How do people get on with their lives after such a harrowing experience? Suls, a University of Iowa psychologist, began a research project to answer his question.

And the answer, according to his study published in the Personality and Social Psychology Bulletin, is that after they survive a brush with death, they think a tornado is not likely to hurt them in the future. In fact, they think they have a much better chance of surviving a tornado than most other people who have been through less.

That unbridled optimism in the face of grave danger probably helps them get on with their lives, Suls said in a telephone interview. Other research by a co-author of the study, Paul D. Windschitl, shows that optimism keeps people motivated and allows them to go about their business and do the things they need to do.

Another well-known motivator is probably also at work.

"There's the old idea that lightning never strikes twice in the same place," Suls said.

One side effect of all that optimism is that all those things people planned to protect themselves in the next twister – keep a flashlight handy, tighten the structures that hold their homes together – are probably never going to get done.

Suls, Windschitl and two other colleagues, Jason P. Rose of the University of Toledo and Andrew R. Smith of Appalachian State University in Boone, N.C., got essentially the same answer in scores of interviews with college students and local residents, some of whom had been hit hard by the tornado. Even those who suffered the most were optimistic about their chances of surviving another tornado, and that optimism persisted for many months after 150-mile-per-hour winds ripped open their city in April 2006.

"One month after the disaster, participants were quite optimistic that they would not suffer injury in a future tornado and they remained optimistic 6 months post-tornado," the study says. The level of optimism diminished slightly after a year, even though much of the city still bore deep scars from the twister.

Most participants "were more optimistic that they would avoid tornado injury in the future than the average Iowan," according to the study. Why they thought they would do better than their peers is not quite clear, although it's possible that just surviving one tornado breeds confidence.

"They may have known some people who got injured, and clearly some people who had damages to their house and car and other things, but they had survived," Suls said. "They were still alive."

Nothing builds confidence better than success.

However, they actually overestimated the real danger.

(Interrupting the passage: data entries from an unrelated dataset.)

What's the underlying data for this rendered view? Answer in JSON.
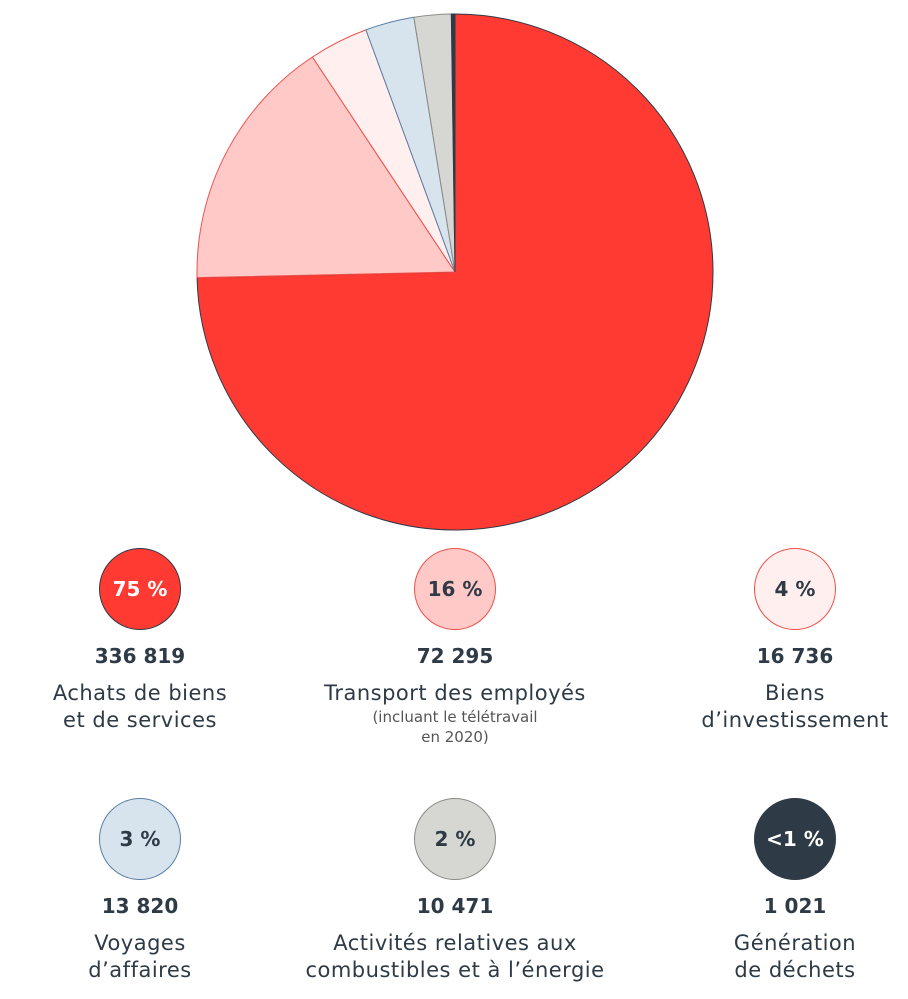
{
  "chart_data": {
    "type": "pie",
    "categories": [
      "Achats de biens\net de services",
      "Transport des employés",
      "Biens\nd’investissement",
      "Voyages\nd’affaires",
      "Activités relatives aux\ncombustibles et à l’énergie",
      "Génération\nde déchets"
    ],
    "notes": [
      null,
      "(incluant le télétravail\nen 2020)",
      null,
      null,
      null,
      null
    ],
    "values": [
      336819,
      72295,
      16736,
      13820,
      10471,
      1021
    ],
    "value_labels": [
      "336 819",
      "72 295",
      "16 736",
      "13 820",
      "10 471",
      "1 021"
    ],
    "shares": [
      "75 %",
      "16 %",
      "4 %",
      "3 %",
      "2 %",
      "<1 %"
    ],
    "colors": [
      "#fe3a33",
      "#ffc9c7",
      "#fff0ef",
      "#d7e4ee",
      "#d6d6d2",
      "#2e3a45"
    ],
    "borders": [
      "#2e3a45",
      "#f0504a",
      "#f0504a",
      "#5a7fa6",
      "#8a8a86",
      "#2e3a45"
    ]
  }
}
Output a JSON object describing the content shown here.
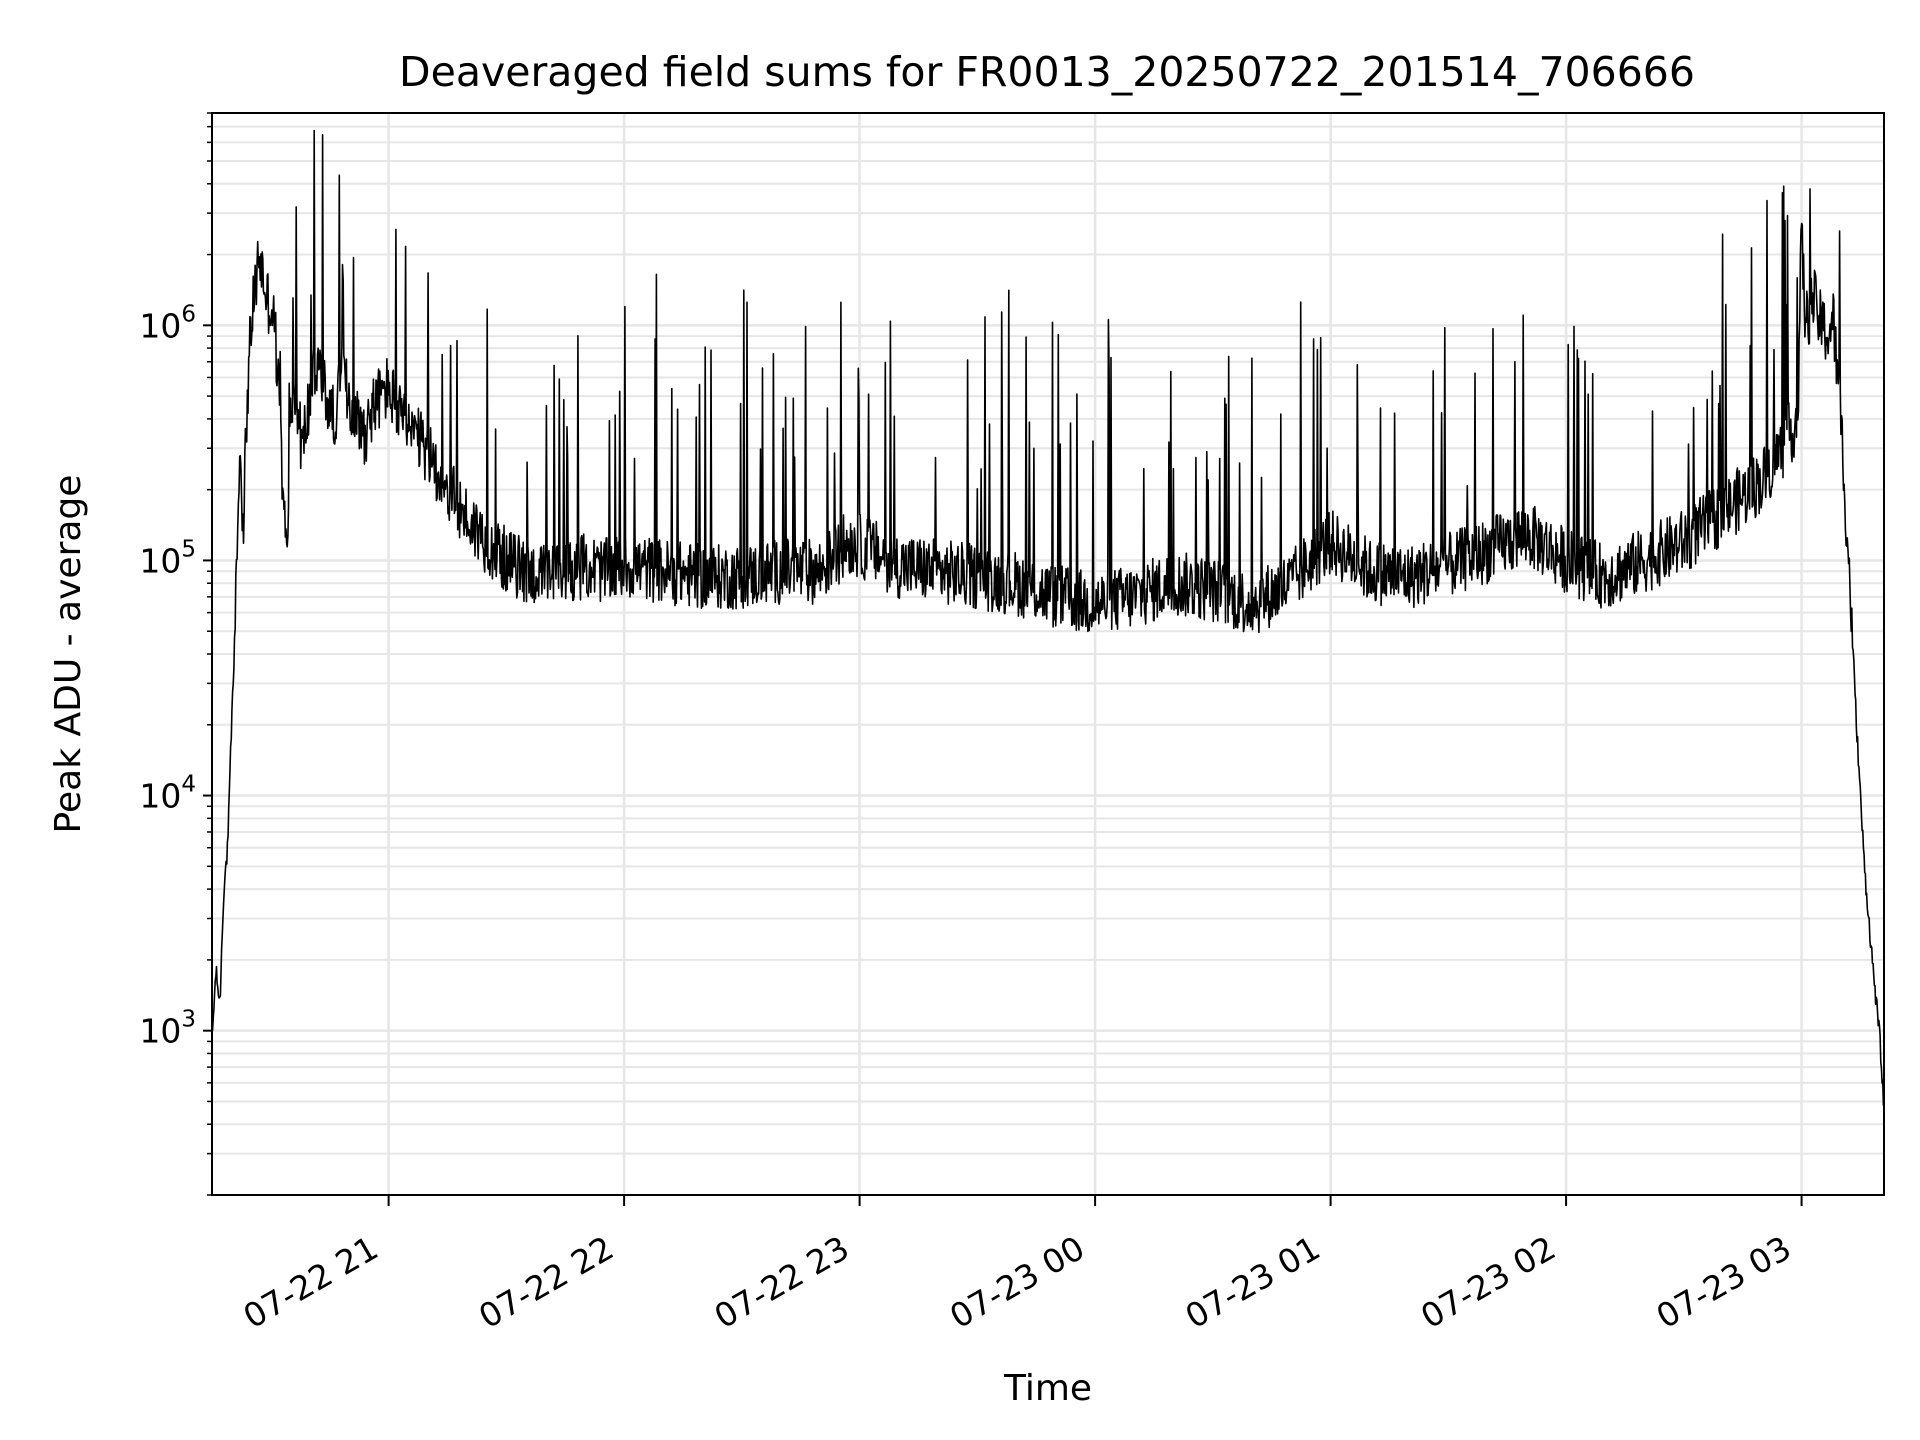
{
  "chart_data": {
    "type": "line",
    "title": "Deaveraged field sums for FR0013_20250722_201514_706666",
    "xlabel": "Time",
    "ylabel": "Peak ADU - average",
    "y_scale": "log",
    "ylim": [
      200,
      8000000
    ],
    "xlim": [
      "2025-07-22 20:15",
      "2025-07-23 03:21"
    ],
    "grid": true,
    "legend": "none",
    "line_color": "#000000",
    "grid_color": "#e6e6e6",
    "x_ticks": [
      {
        "value": "2025-07-22 21:00",
        "label": "07-22 21"
      },
      {
        "value": "2025-07-22 22:00",
        "label": "07-22 22"
      },
      {
        "value": "2025-07-22 23:00",
        "label": "07-22 23"
      },
      {
        "value": "2025-07-23 00:00",
        "label": "07-23 00"
      },
      {
        "value": "2025-07-23 01:00",
        "label": "07-23 01"
      },
      {
        "value": "2025-07-23 02:00",
        "label": "07-23 02"
      },
      {
        "value": "2025-07-23 03:00",
        "label": "07-23 03"
      }
    ],
    "y_ticks": [
      {
        "value": 1000,
        "base": "10",
        "exp": "3"
      },
      {
        "value": 10000,
        "base": "10",
        "exp": "4"
      },
      {
        "value": 100000,
        "base": "10",
        "exp": "5"
      },
      {
        "value": 1000000,
        "base": "10",
        "exp": "6"
      }
    ],
    "series": [
      {
        "x": [
          "2025-07-22 20:15",
          "2025-07-22 20:16",
          "2025-07-22 20:17",
          "2025-07-22 20:18",
          "2025-07-22 20:19",
          "2025-07-22 20:20",
          "2025-07-22 20:21",
          "2025-07-22 20:22",
          "2025-07-22 20:23",
          "2025-07-22 20:24",
          "2025-07-22 20:25",
          "2025-07-22 20:27",
          "2025-07-22 20:29",
          "2025-07-22 20:30",
          "2025-07-22 20:31",
          "2025-07-22 20:32",
          "2025-07-22 20:33",
          "2025-07-22 20:34",
          "2025-07-22 20:35",
          "2025-07-22 20:36",
          "2025-07-22 20:37",
          "2025-07-22 20:38",
          "2025-07-22 20:40",
          "2025-07-22 20:42",
          "2025-07-22 20:44",
          "2025-07-22 20:46",
          "2025-07-22 20:48",
          "2025-07-22 20:50",
          "2025-07-22 20:52",
          "2025-07-22 20:54",
          "2025-07-22 20:56",
          "2025-07-22 20:58",
          "2025-07-22 21:00",
          "2025-07-22 21:03",
          "2025-07-22 21:06",
          "2025-07-22 21:09",
          "2025-07-22 21:12",
          "2025-07-22 21:15",
          "2025-07-22 21:20",
          "2025-07-22 21:25",
          "2025-07-22 21:30",
          "2025-07-22 21:35",
          "2025-07-22 21:40",
          "2025-07-22 21:45",
          "2025-07-22 21:50",
          "2025-07-22 21:55",
          "2025-07-22 22:00",
          "2025-07-22 22:10",
          "2025-07-22 22:20",
          "2025-07-22 22:30",
          "2025-07-22 22:40",
          "2025-07-22 22:50",
          "2025-07-22 22:57",
          "2025-07-22 23:03",
          "2025-07-22 23:10",
          "2025-07-22 23:20",
          "2025-07-22 23:30",
          "2025-07-22 23:40",
          "2025-07-22 23:50",
          "2025-07-23 00:00",
          "2025-07-23 00:10",
          "2025-07-23 00:20",
          "2025-07-23 00:30",
          "2025-07-23 00:40",
          "2025-07-23 00:50",
          "2025-07-23 00:55",
          "2025-07-23 01:00",
          "2025-07-23 01:10",
          "2025-07-23 01:20",
          "2025-07-23 01:30",
          "2025-07-23 01:40",
          "2025-07-23 01:50",
          "2025-07-23 02:00",
          "2025-07-23 02:10",
          "2025-07-23 02:20",
          "2025-07-23 02:30",
          "2025-07-23 02:40",
          "2025-07-23 02:50",
          "2025-07-23 02:55",
          "2025-07-23 02:59",
          "2025-07-23 03:00",
          "2025-07-23 03:01",
          "2025-07-23 03:03",
          "2025-07-23 03:05",
          "2025-07-23 03:07",
          "2025-07-23 03:08",
          "2025-07-23 03:10",
          "2025-07-23 03:12",
          "2025-07-23 03:14",
          "2025-07-23 03:16",
          "2025-07-23 03:18",
          "2025-07-23 03:20",
          "2025-07-23 03:21"
        ],
        "values": [
          900,
          1800,
          1300,
          4000,
          6000,
          20000,
          60000,
          300000,
          150000,
          500000,
          1000000,
          2000000,
          1300000,
          1200000,
          1000000,
          500000,
          200000,
          100000,
          400000,
          500000,
          400000,
          300000,
          500000,
          700000,
          500000,
          400000,
          600000,
          500000,
          400000,
          350000,
          450000,
          500000,
          550000,
          400000,
          350000,
          300000,
          250000,
          200000,
          150000,
          120000,
          100000,
          90000,
          85000,
          90000,
          95000,
          90000,
          95000,
          90000,
          85000,
          85000,
          90000,
          90000,
          120000,
          110000,
          95000,
          90000,
          85000,
          80000,
          70000,
          65000,
          70000,
          80000,
          75000,
          65000,
          80000,
          100000,
          120000,
          90000,
          85000,
          95000,
          110000,
          130000,
          100000,
          85000,
          100000,
          120000,
          160000,
          220000,
          300000,
          400000,
          2500000,
          1000000,
          1300000,
          1000000,
          900000,
          1100000,
          400000,
          100000,
          20000,
          5000,
          2000,
          900,
          450
        ]
      }
    ]
  }
}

The average participant thought there was a one in 10 chance, or 10 percent, he or she would be hurt in a tornado.

Tornadoes can be truly terrifying, and deadly, but not as much as they might seem at the time. The National Severe Storms Laboratory estimates there is less than a 1 percent chance that a tornado will even hit any given area in a year's time, and even those that hit will probably produce relatively few injuries and even fewer deaths. Only one person is believed to have died in the Iowa City storm.

So the 10 percent chance of getting hurt by a tornado may be off by a factor of 10.

Just experiencing one tornado can be frightening enough to force survivors to prepare for the next one, but maybe not. Suls thinks the participants in the study who expected to improve their odds in the years ahead probably fell far short of the mark.

"They didn't do much," he said. "It was very rare for people to get even the basic things done."

Iowa City may not be in the heart of tornado alley, but "we get a lot" of nasty storms, he said. More than two years after the storm that demolished a Catholic church and a sorority house – but spared the occupants – "the damage was still visible, sometimes stunningly so."

The evening before the twister hit, Suls had dinner in the home of a colleague. The next evening, his friend's house was gone.

Suls neighbors lost a few trees, but his home was spared.

Tornados are fickle. They wipe out this, leave that.

And the tornado season is just around the corner.